Le Lys d'or by Sollers Philippe

Le Lys d'or by Sollers Philippe

Auteur:Sollers, Philippe [Sollers, Philippe]
La langue: fra
Format: epub
Tags: Littérature Française
Éditeur: QcCanZ - ZN
Publié: 2013-02-19T23:00:00+00:00


IV

L'automne dont l'autre nom est déjà, Reine, l'automne c'est toujours déjà. Je vous écris dans l'une des dernières tranches de soleil, il y a encore la lumière et l'ombre, mais on sent la fin du théâtre, même si nous sommes au moins deux pour constater la division du papier. J'ai décidé, avant l'hiver, de mettre un peu d'ordre dans la collection de monnaies de mon grand-père (vous vous souvenez ?), les feuilles jaunissent, c'est le moment de regarder l'or et l'argent de plus près. Je pense aux mains et aux poches, aux coffres, aux cassettes, aux bourses, aux mots trébuchant et sonnant, à l'expression rubis sur l'ongle, aux désirs brillant dans l'ombre, à la valeur très relative du bien et du mal passant par ces petits cercles pleins. Phrases, monnaies, même silence de mort. Je pose mon stylo, je le regarde. Je pourrais rester comme ça longtemps, attendre que le soleil se déplace sur la page blanche... Yeou Mei, 1716-1797 :

« Je lis en plein midi, je suis fatigué,

Je pose ma tête sur mon bras, je m'endors,

Mais j'ai oublié de fermer la fenêtre et les fleurs

Emportées par le vent pénètrent dans la pièce et recouvrent mon corps. »

Je vous arrange la mélodie. En réalité, il faut lire :

Lecture midi fatigue

Poser tête bras dormir

Oubli fermer fenêtre fleurs dehors

Vent entrer pièce

Pétales couvrir corps.

C'est ce qui est si beau, en chinois, cette impression que des yeux infinis, infinitifs, rapides, veillent dans un coin d'espace résumant un temps poudroyant. Un coin flottant, détaché, comme moi, là, maintenant, soleil éclaboussant flou, vert passé des couleurs.

Au même moment, je vous vois chez vous, le visage penché sur votre lys métallique comme pour le sentir, nez dans les pétales froids, peau contre les lourds et rayonnants calices insensibles, fermés, comme vous. Votre front, votre nez : martèlement blanc.

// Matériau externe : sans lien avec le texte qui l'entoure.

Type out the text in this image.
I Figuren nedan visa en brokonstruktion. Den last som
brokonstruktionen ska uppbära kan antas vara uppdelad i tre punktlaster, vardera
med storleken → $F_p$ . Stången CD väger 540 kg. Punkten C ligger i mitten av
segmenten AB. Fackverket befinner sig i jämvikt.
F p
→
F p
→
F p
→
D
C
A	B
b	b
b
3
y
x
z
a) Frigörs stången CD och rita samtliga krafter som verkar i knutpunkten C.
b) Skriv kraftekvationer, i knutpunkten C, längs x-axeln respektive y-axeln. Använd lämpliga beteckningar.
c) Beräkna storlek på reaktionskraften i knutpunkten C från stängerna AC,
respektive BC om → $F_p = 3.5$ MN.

Dans le Tao, la tête est le néant, Reine. La colonne vertébrale, la vie. Et le cul, la mort.

La tête n'est pas plus le cul que le néant n'est la mort. La pensée du néant, à travers la vie, peut illuminer la mort. Vous voyez ce que je veux dire ? Non ? Passons.

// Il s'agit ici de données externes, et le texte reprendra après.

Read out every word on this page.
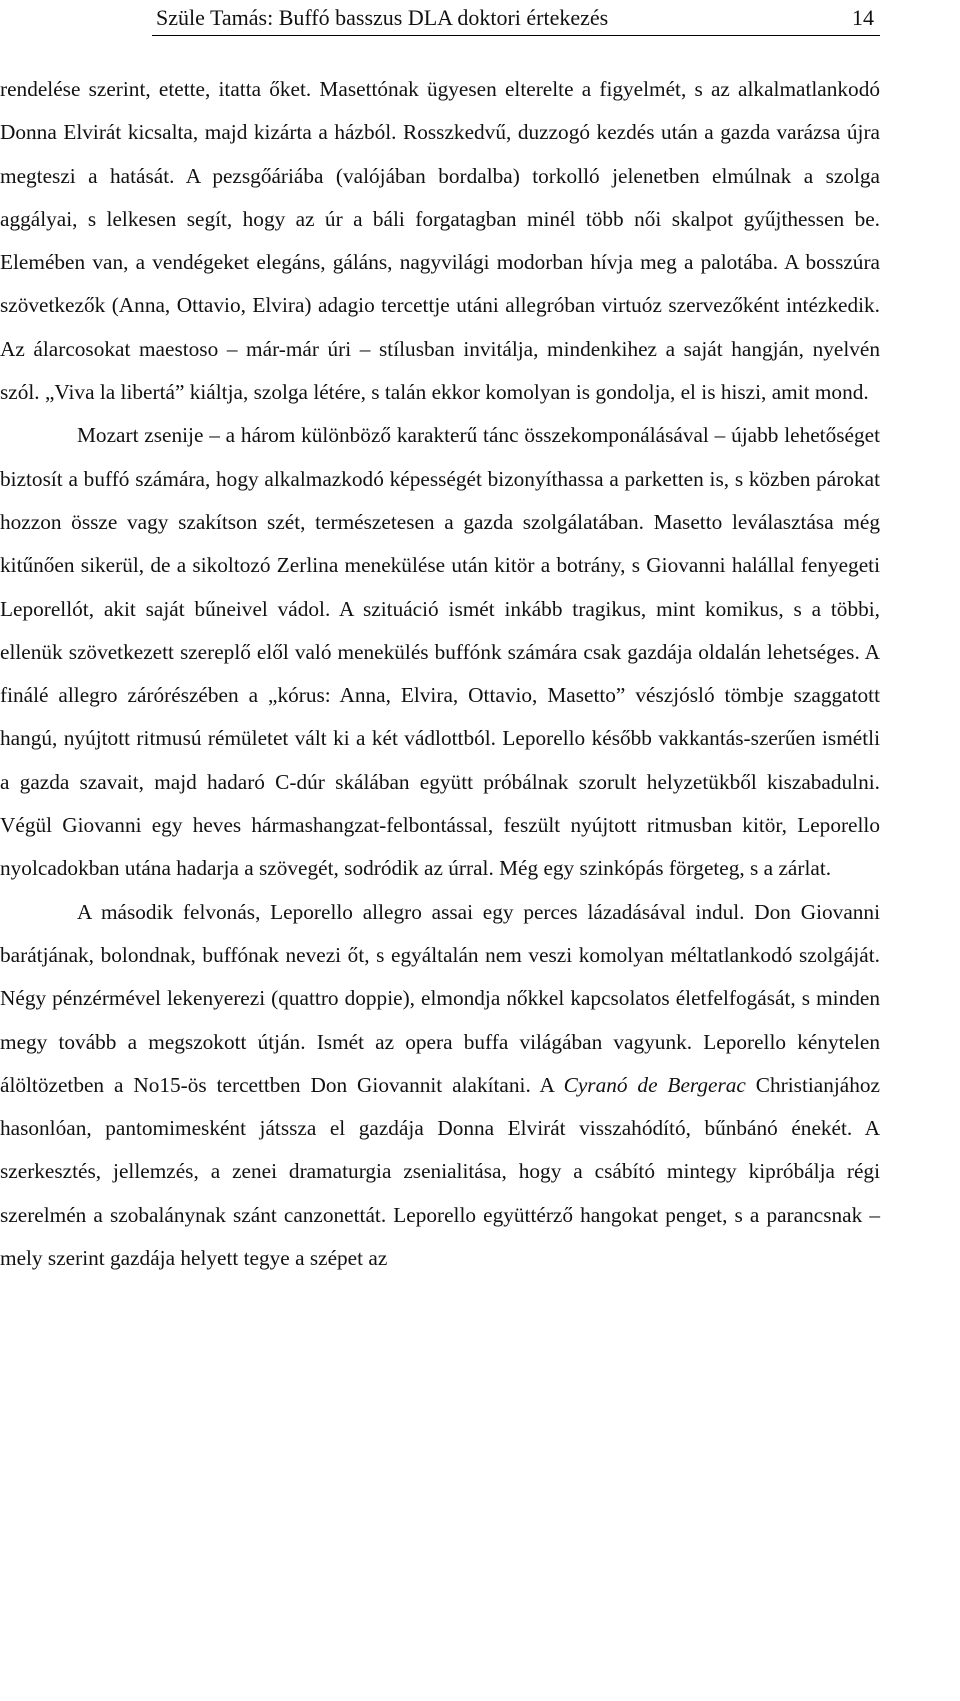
Szüle Tamás: Buffó basszus DLA doktori értekezés	14

rendelése szerint, etette, itatta őket. Masettónak ügyesen elterelte a figyelmét, s az alkalmatlankodó Donna Elvirát kicsalta, majd kizárta a házból. Rosszkedvű, duzzogó kezdés után a gazda varázsa újra megteszi a hatását. A pezsgőáriába (valójában bordalba) torkolló jelenetben elmúlnak a szolga aggályai, s lelkesen segít, hogy az úr a báli forgatagban minél több női skalpot gyűjthessen be. Elemében van, a vendégeket elegáns, gáláns, nagyvilági modorban hívja meg a palotába. A bosszúra szövetkezők (Anna, Ottavio, Elvira) adagio tercettje utáni allegróban virtuóz szervezőként intézkedik. Az álarcosokat maestoso – már-már úri – stílusban invitálja, mindenkihez a saját hangján, nyelvén szól. „Viva la libertá” kiáltja, szolga létére, s talán ekkor komolyan is gondolja, el is hiszi, amit mond.

Mozart zsenije – a három különböző karakterű tánc összekomponálásával – újabb lehetőséget biztosít a buffó számára, hogy alkalmazkodó képességét bizonyíthassa a parketten is, s közben párokat hozzon össze vagy szakítson szét, természetesen a gazda szolgálatában. Masetto leválasztása még kitűnően sikerül, de a sikoltozó Zerlina menekülése után kitör a botrány, s Giovanni halállal fenyegeti Leporellót, akit saját bűneivel vádol. A szituáció ismét inkább tragikus, mint komikus, s a többi, ellenük szövetkezett szereplő elől való menekülés buffónk számára csak gazdája oldalán lehetséges. A finálé allegro zárórészében a „kórus: Anna, Elvira, Ottavio, Masetto” vészjósló tömbje szaggatott hangú, nyújtott ritmusú rémületet vált ki a két vádlottból. Leporello később vakkantás-szerűen ismétli a gazda szavait, majd hadaró C-dúr skálában együtt próbálnak szorult helyzetükből kiszabadulni. Végül Giovanni egy heves hármashangzat-felbontással, feszült nyújtott ritmusban kitör, Leporello nyolcadokban utána hadarja a szövegét, sodródik az úrral. Még egy szinkópás förgeteg, s a zárlat.

A második felvonás, Leporello allegro assai egy perces lázadásával indul. Don Giovanni barátjának, bolondnak, buffónak nevezi őt, s egyáltalán nem veszi komolyan méltatlankodó szolgáját. Négy pénzérmével lekenyerezi (quattro doppie), elmondja nőkkel kapcsolatos életfelfogását, s minden megy tovább a megszokott útján. Ismét az opera buffa világában vagyunk. Leporello kénytelen álöltözetben a No15-ös tercettben Don Giovannit alakítani. A Cyranó de Bergerac Christianjához hasonlóan, pantomimesként játssza el gazdája Donna Elvirát visszahódító, bűnbánó énekét. A szerkesztés, jellemzés, a zenei dramaturgia zsenialitása, hogy a csábító mintegy kipróbálja régi szerelmén a szobalánynak szánt canzonettát. Leporello együttérző hangokat penget, s a parancsnak – mely szerint gazdája helyett tegye a szépet az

Les monnaies, donc : tous ces Louis ! La France dédiée à l'ouïe ! Louis d'or à la mèche courte ou longue, juvéniles, virils, mûris, vieux, laurés ! Le silence est d'or, on paye avec, on l'écoute. Lilia non manent : les lis ne filent pas, ils ne tissent pas, et Salomon lui-même, dans toute sa gloire, n'a pas été vêtu comme l'un d'eux... Vous connaissez le raisonnement évangélique : si Dieu habille ainsi l'herbe qui est là aujourd'hui et qui, demain, sera jetée au four, combien plus ne fera-t-il pas pour vous, gens de peu de foi ! Pas besoin de travailler, de peiner, d'amasser : les oiseaux, les lis. Devise française. Royale, bien entendu, le reste n'a qu'à se débrouiller dans la nature. Et le voici, le lis d'or, son histoire est curieuse : cours légal de sept livres tournois, fabriqué grâce à l'édit registré le 23 décembre 1655.